Several messages left for Brown were not immediately returned.

Mulroy said she hopes the board will seriously consider Entsminger, who she has been “grooming” for the job the past four years.

“He has done an incredible job. He is well-respected in the (Colorado) river community,” she said.

Mulroy is the only general manager the Southern Nevada Water Authority has ever had. She was named general manager of the Las Vegas Valley Water District in 1989, and she took on the dual role of general manager of the water authority in 1992, shortly after the regional water supplier was formed.

Since then, Mulroy has shepherded the community through explosive growth that required billions of dollars in new infrastructure and strained its limited water supply, forcing a new focus on conservation in a place famous for excess.

Her quest for water for the Las Vegas Valley has attracted international media attention and criticism closer to home, particularly among residents of rural eastern Nevada, where Mulroy’s agency plans to tap groundwater and pipe it south. That controversial, multibillion-dollar project was initiated by the water district just as Mulroy was ascending to the top job, and it continues to wend its way through the courts and the permitting process.

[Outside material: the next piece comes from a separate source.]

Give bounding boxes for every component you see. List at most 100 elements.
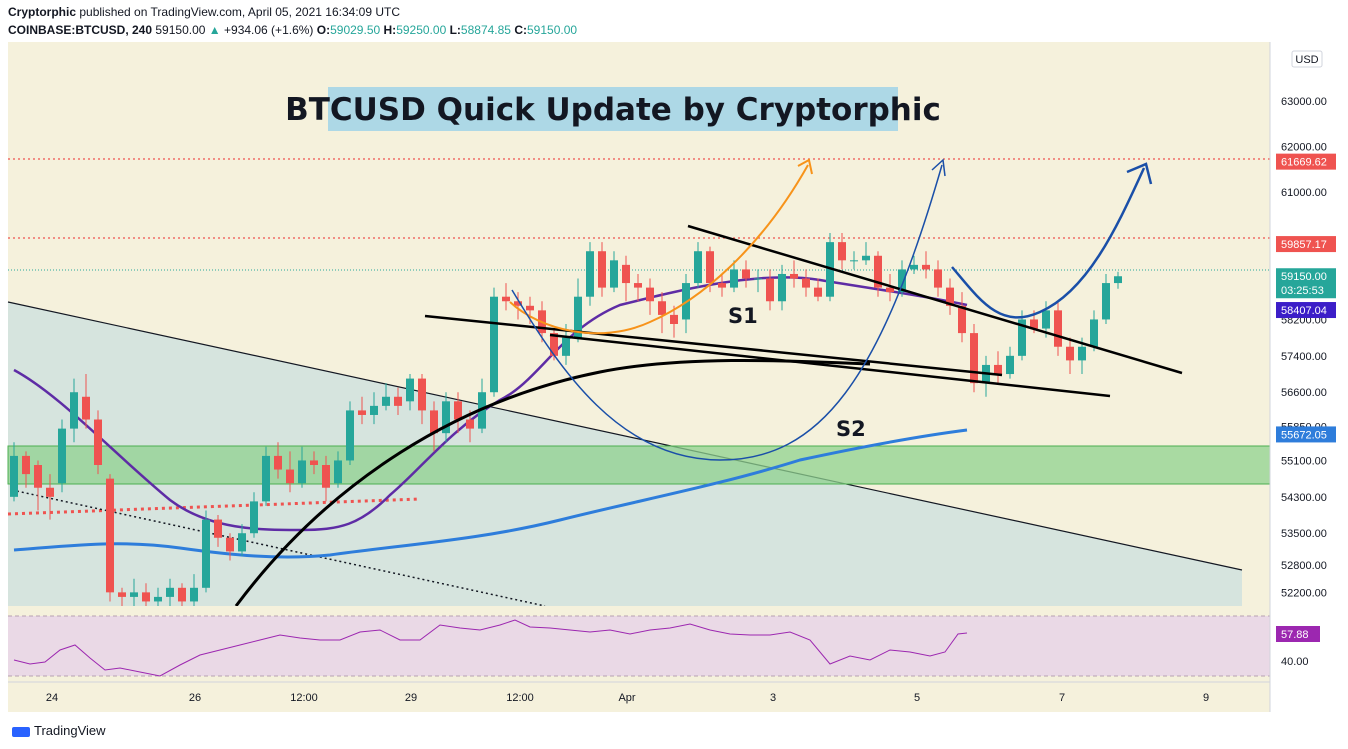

On Tuesday, the project was dealt a setback, when a district judge ruled that state regulators had more work to do before granting the authority permission to fill its pipeline.

Shortly after sending out her letter of resignation, Mulroy said it is time for her to do something else, though she hasn’t decided what that will be.

“It’s very strange,” she said. “I’ve been in this position for 25 years. When you’re in the thick of it, you never think this day will come.”